Streaming ate the theatrical window, but it never touched the gatekeeping. Cannes, Venice and Berlin still decide what cinema we'll be watching a year from now — including the films that end up on a platform.
The sceptic's favourite line goes like this: why bother with Cannes if the film turns up on a platform six months later anyway? The logic looks airtight — access to cinema has become infinite, there's no scarcity left. But it confuses two very different things: access and selection.
A platform gives you access. It shows you everything, and so it means nothing. The algorithm doesn't answer the one question that actually matters to a viewer — which of these ten thousand titles is worth two hours of your life. A festival answers it.
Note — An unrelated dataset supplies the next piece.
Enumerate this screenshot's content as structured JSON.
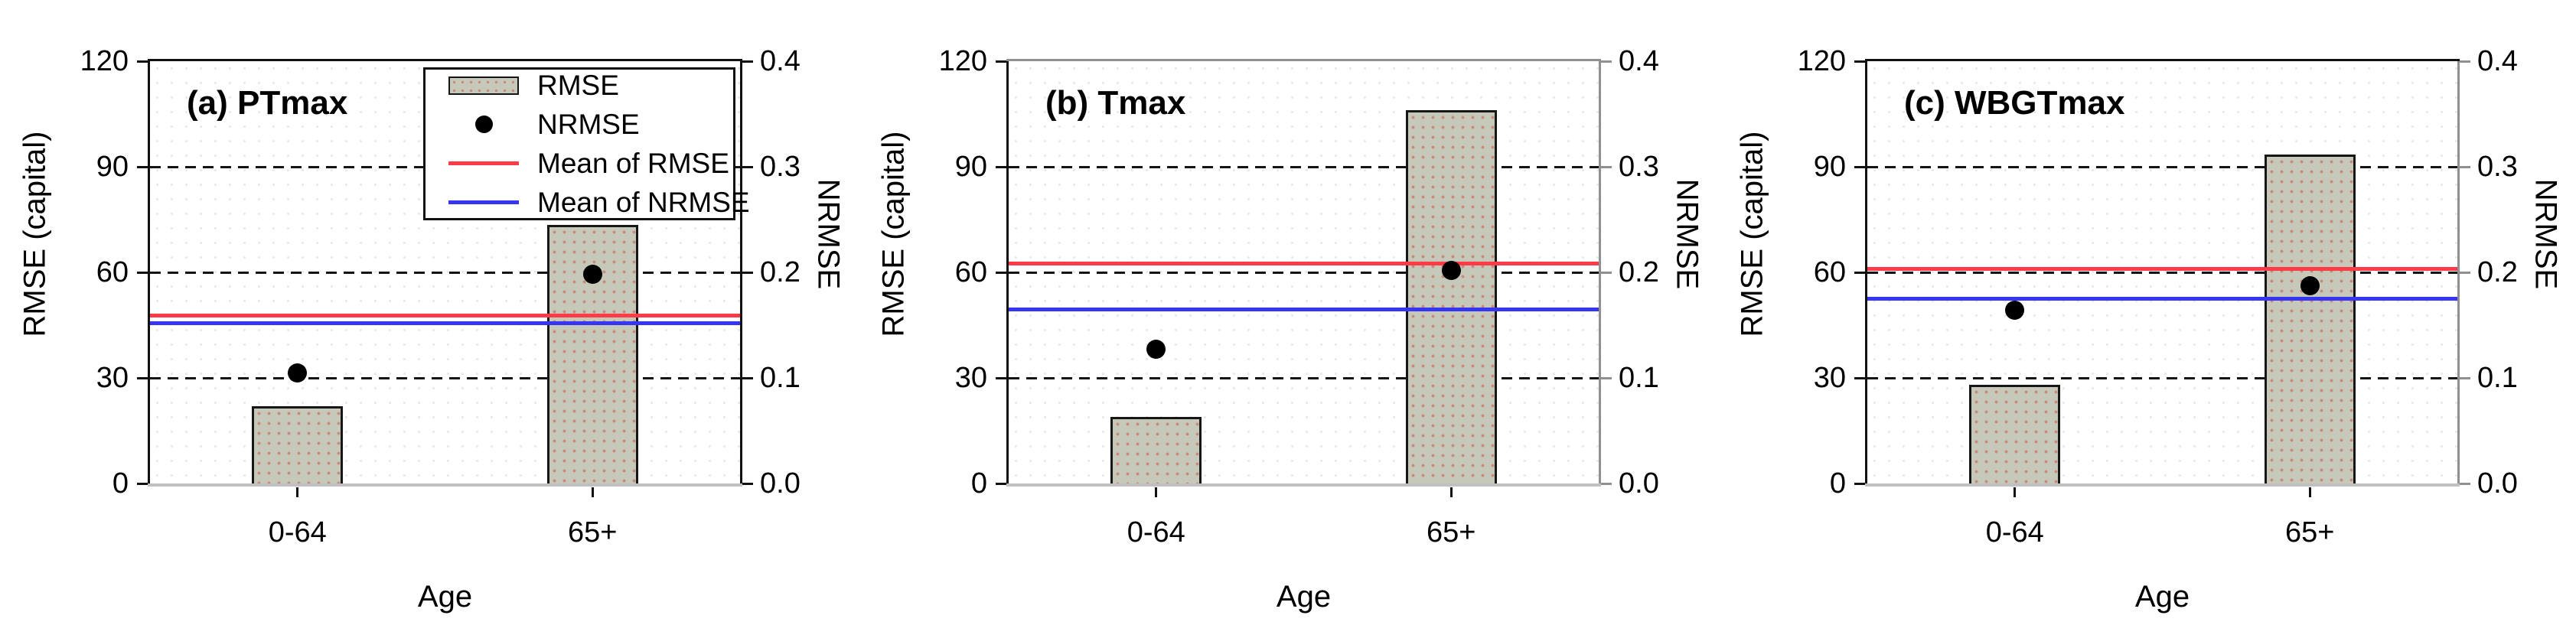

The programmer is a rare figure in this industry: someone who deliberately says "no" to ninety-nine percent and takes responsibility for the choice.
A festival isn't a premiere, it's a certificate
When a film makes the main competition at Cannes, more than a screening happens. A status is conferred. That status then works for years: on the poster, in the pitch to distributors, in the headlines, in the viewer's memory. "Cannes winner" and "released on a platform" are two different ways for a film to exist in the culture, and the first is still the stronger one.
A platform asks what you'll watch tonight. A festival asks what we'll remember in twenty years. They're different questions, and we need both.
The paradox is that the streamers understand this perfectly. Netflix and Apple don't carry their films to Venice for fun — they need precisely the festival legitimacy the algorithm can't manufacture. A platform would happily buy status outright, but status isn't for sale. It can only be earned through selection.
What this means for the viewer
The festival calendar is, in effect, a free edit of world cinema, performed on your behalf by people who watch a thousand films a year. Following the competitions at Cannes, Venice and Berlin is the cheapest way to go a decade without missing anything that matters. Not because festivals are always right — but because they, at least, choose.